As empresas instaladas em ZPEs gozam de regimes tributários, cambiais e administrativos especiais, que incluem tratamento aduaneiro diferenciado (facilidades para importação, exportação e armazenamento de mercadorias), incentivos fiscais (isenções e reduções de impostos como Imposto de Importação, IPI, PIS e Cofins, entre outros) e flexibilização cambial (possibilidade de manter recursos em moeda estrangeira no exterior, provenientes das exportações).
Conforme explica Görgen, uma ZPE tem objetivo de incentivar a produção e comercialização de bens para exportação, promover o desenvolvimento econômico e social em áreas menos desenvolvidas, reduzindo desigualdades, criar um ambiente favorável para a instalação de empresas, gerando empregos e renda e estimular a transferência de tecnologia e conhecimento para as empresas e regiões onde as ZPEs estão instaladas. “Além de contribuir para o desenvolvimento regional e a redução das desigualdades sociais nos territórios, as ZPEs são consideradas importantes instrumentos de política econômica para promover o crescimento e a competitividade do Brasil no cenário internacional.”
Reunião em Hulha Negra deu “ponta pé” inicial
Um encontro no gabinete do prefeito de Hulha Negra, Fernando Campani, no início de julho, formalizou a parceria e deu início efetivo aos debates do grupo de trabalho pró-implantação da ZPE Candiota/Hulha Negra.
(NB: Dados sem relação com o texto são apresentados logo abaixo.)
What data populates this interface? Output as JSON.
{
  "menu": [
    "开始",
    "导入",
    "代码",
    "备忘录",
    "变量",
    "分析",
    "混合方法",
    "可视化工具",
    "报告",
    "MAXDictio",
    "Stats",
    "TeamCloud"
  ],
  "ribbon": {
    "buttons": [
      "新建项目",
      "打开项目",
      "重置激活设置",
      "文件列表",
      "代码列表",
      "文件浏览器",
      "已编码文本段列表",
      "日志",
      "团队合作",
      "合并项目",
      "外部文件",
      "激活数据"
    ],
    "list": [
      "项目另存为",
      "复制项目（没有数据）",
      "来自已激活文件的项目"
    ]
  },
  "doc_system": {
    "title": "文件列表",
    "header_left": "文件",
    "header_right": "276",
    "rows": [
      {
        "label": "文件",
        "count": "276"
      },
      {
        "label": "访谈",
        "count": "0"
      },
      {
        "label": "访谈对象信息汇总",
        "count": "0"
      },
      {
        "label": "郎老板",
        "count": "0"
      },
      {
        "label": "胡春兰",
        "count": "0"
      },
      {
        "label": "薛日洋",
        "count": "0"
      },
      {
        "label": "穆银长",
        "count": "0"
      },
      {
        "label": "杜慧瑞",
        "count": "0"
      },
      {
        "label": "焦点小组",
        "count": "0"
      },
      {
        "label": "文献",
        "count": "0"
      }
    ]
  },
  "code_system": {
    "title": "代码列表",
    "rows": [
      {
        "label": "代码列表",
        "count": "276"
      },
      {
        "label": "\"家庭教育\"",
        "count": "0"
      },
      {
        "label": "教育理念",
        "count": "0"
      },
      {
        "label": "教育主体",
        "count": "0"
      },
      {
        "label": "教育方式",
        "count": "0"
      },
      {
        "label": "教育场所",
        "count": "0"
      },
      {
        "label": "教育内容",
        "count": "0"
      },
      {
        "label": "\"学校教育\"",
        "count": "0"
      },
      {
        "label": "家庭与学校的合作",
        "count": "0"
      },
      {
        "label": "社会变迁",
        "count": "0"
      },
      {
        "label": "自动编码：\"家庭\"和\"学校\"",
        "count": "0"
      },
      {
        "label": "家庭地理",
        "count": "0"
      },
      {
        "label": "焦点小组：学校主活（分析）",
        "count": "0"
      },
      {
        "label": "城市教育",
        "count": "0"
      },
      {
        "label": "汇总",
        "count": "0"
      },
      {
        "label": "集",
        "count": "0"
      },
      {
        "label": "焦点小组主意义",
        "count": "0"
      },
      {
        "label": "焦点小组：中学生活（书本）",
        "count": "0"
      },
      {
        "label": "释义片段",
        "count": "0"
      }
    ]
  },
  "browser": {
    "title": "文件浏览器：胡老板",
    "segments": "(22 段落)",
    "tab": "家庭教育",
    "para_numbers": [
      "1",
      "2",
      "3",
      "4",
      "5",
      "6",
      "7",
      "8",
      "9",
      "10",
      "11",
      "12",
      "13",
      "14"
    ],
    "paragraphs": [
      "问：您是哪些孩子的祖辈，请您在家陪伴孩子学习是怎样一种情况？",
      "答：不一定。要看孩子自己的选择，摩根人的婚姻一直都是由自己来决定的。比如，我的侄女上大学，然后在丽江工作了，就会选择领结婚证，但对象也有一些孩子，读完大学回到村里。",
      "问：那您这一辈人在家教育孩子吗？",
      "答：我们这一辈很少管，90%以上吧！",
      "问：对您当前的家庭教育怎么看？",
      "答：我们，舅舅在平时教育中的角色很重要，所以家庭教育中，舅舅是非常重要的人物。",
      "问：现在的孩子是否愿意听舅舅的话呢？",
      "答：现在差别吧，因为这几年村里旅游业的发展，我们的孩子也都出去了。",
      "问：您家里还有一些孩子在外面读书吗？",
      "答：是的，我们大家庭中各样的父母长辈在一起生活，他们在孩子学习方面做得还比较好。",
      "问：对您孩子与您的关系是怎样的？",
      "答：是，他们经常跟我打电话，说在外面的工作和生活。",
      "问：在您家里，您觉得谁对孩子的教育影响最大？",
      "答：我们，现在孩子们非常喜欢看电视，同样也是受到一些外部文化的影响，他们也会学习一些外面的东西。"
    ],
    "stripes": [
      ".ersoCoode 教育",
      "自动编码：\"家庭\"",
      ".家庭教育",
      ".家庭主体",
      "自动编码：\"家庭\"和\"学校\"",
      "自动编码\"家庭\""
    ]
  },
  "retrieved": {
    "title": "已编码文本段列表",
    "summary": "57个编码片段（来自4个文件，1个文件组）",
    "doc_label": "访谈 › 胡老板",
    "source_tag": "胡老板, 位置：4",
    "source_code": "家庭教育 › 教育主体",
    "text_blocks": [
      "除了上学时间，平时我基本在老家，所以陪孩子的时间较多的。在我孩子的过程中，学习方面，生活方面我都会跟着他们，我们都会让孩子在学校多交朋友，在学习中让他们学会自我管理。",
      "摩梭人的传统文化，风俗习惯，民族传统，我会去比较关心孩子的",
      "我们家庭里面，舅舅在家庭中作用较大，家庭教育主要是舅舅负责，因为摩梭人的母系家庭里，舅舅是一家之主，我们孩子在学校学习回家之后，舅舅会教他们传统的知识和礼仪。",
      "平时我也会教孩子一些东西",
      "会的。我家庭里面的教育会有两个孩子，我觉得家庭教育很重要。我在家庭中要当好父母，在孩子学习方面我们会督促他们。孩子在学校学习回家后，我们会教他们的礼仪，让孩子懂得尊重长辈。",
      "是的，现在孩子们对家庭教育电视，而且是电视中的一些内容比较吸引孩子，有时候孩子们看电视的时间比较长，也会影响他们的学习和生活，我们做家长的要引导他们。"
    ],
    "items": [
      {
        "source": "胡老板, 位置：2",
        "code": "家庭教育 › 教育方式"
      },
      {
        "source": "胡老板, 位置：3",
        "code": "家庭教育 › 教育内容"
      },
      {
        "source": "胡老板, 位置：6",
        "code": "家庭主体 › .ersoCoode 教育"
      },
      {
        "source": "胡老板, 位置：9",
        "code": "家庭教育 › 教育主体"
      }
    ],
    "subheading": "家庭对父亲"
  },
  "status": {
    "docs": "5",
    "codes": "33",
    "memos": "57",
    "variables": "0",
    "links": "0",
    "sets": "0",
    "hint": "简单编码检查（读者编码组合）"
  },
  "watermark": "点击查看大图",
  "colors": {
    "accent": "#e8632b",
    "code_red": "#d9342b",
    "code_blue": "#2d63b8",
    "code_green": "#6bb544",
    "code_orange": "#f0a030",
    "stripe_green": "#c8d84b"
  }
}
Além das prefeituras e Câmaras de Vereadores de Candiota e Hulha Negra, fazem parte do grupo de trabalho o Instituto Cultural Padre Josimo, o Fórum do Cideja, Unipampa, Embrapa e Cooperativa Coptil.
Campani destacou que a iniciativa em conjunto entre os dois municípios em buscar a implantação da ZPE se justifica pelo potencial de desenvolvimento industrial com menor custo fiscal, facilitando a importação e exportação de tecnologia e inovação em regiões que enfrentam dificuldades econômicas e altas taxas de desemprego.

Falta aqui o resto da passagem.